The pathophysiology of MIS-A is currently unknown. Patients who had typical COVID-19 symptoms before MIS-A diagnosis developed this syndrome 2–5 weeks later. At least one-third had positive serology for SARS-CoV-2 but a negative PCR test [3]. These two facts suggest acute cardiac dysfunction and shock may be caused by SARS-CoV-2-triggered systemic inflammation rather than the cytopathic effects of the virus itself.
MIS-A patients frequently presented with fever (80.4%), gastrointestinal symptoms including vomiting, diarrhoea and abdominal pain (72.5%), and respiratory symptoms including cough and dyspnoea (54.9%) [4]. Kawasaki-like features, such as bilateral conjunctivitis, oral mucosal changes or diffuse rash, were less frequently described. Leukocytes, CPR, ferritin and D-dimers were the most common elevated inflammatory markers.
Up to 80% of the patients had evidence of cardiac injury including ECG abnormalities, elevated troponin levels and/or an echocardiogram with systolic dysfunction, and more than half needed vasopressors [4]. Patients who underwent CMR had inconsistent findings, varying from non-specific late gadolinium enhancement to diffuse oedema compatible with a diagnosis of myocarditis according to the Lake Louise criteria [5, 6].

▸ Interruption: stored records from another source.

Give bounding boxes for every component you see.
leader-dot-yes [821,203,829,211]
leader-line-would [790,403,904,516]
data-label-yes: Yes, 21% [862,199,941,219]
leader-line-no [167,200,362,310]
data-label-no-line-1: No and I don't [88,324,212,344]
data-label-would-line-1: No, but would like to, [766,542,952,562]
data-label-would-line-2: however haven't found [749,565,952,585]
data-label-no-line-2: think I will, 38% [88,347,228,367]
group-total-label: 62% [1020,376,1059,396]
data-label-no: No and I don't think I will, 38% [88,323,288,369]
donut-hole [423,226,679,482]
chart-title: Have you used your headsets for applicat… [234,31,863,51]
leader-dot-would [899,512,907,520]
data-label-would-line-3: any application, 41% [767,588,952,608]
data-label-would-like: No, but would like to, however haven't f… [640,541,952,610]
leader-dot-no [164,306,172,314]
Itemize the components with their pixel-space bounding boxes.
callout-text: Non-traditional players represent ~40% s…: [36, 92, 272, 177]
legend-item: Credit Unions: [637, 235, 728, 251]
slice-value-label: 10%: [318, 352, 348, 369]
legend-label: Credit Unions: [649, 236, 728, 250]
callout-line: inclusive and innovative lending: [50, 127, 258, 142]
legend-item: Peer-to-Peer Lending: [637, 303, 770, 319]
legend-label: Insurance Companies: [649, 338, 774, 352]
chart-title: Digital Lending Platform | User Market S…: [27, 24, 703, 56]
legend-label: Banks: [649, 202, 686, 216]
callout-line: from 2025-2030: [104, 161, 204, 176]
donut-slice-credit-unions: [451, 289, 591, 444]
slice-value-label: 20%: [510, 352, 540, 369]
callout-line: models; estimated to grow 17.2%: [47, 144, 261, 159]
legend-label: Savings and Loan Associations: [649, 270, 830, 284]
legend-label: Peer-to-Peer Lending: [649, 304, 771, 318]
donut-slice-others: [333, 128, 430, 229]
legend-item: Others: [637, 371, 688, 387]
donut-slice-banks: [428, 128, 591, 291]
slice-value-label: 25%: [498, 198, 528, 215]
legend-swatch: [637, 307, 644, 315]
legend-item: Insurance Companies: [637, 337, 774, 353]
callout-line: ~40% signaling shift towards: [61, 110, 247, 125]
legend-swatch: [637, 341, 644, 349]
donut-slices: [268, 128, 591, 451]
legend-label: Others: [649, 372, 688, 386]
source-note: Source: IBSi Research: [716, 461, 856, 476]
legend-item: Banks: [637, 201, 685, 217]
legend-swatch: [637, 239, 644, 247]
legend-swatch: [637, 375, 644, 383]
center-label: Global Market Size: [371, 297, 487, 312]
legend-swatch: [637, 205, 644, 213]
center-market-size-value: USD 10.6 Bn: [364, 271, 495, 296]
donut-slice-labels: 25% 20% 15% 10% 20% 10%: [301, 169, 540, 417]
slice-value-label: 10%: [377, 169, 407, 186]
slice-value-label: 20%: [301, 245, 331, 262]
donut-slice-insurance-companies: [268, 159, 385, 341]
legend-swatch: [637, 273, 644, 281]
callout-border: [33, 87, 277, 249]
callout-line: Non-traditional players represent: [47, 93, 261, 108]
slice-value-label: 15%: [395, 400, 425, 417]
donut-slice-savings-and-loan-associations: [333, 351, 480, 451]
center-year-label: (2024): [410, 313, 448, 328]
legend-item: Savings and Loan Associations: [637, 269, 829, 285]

In the case presented, the patient had no previous history of COVID-19 and tested positive on a SARS-CoV-2 nasopharyngeal PCR test, which suggests a case of MIS-A presenting early. The patient developed acute cardiac dysfunction and shock less than 24 hours after admission, which shows the potential fulminant course and severity of this condition. Here, the most plausible explanation for the acute cardiac dysfunction is myocarditis. Unfortunately, we only had access to CMR 1 month after admission and could not corroborate this hypothesis. After multidisciplinary evaluation, we chose not to perform an endomyocardial biopsy given the rapid and favourable evolution in the ICU.
Differential diagnoses include severe COVID-19, bacterial sepsis, viral myocarditis, stress cardiomyopathy and coronary artery disease, and these should be excluded if possible. Treatment guidelines for MIS-C patients recommend a stepwise combination of intravenous immunoglobulin (IVIG) and steroids [7]. However, the best treatment approach for MIS-A patients has not yet been defined. Up to 20% of patients were admitted to ICU and most were treated with steroids (60.8%) and IVIG (37.3%) [4]. The majority survived and were discharged from the hospital within 3 weeks.

CONCLUSION

This case report describes an early presenting and severe case of MIS-A associated with SARS-CoV-2 infection in a previously healthy patient. Clinicians should be aware of MIS-A because early recognition and intensive care may determine the prognosis of these patients. However, further research is needed to elucidate the pathogenesis, clinical manifestations and optimal treatment.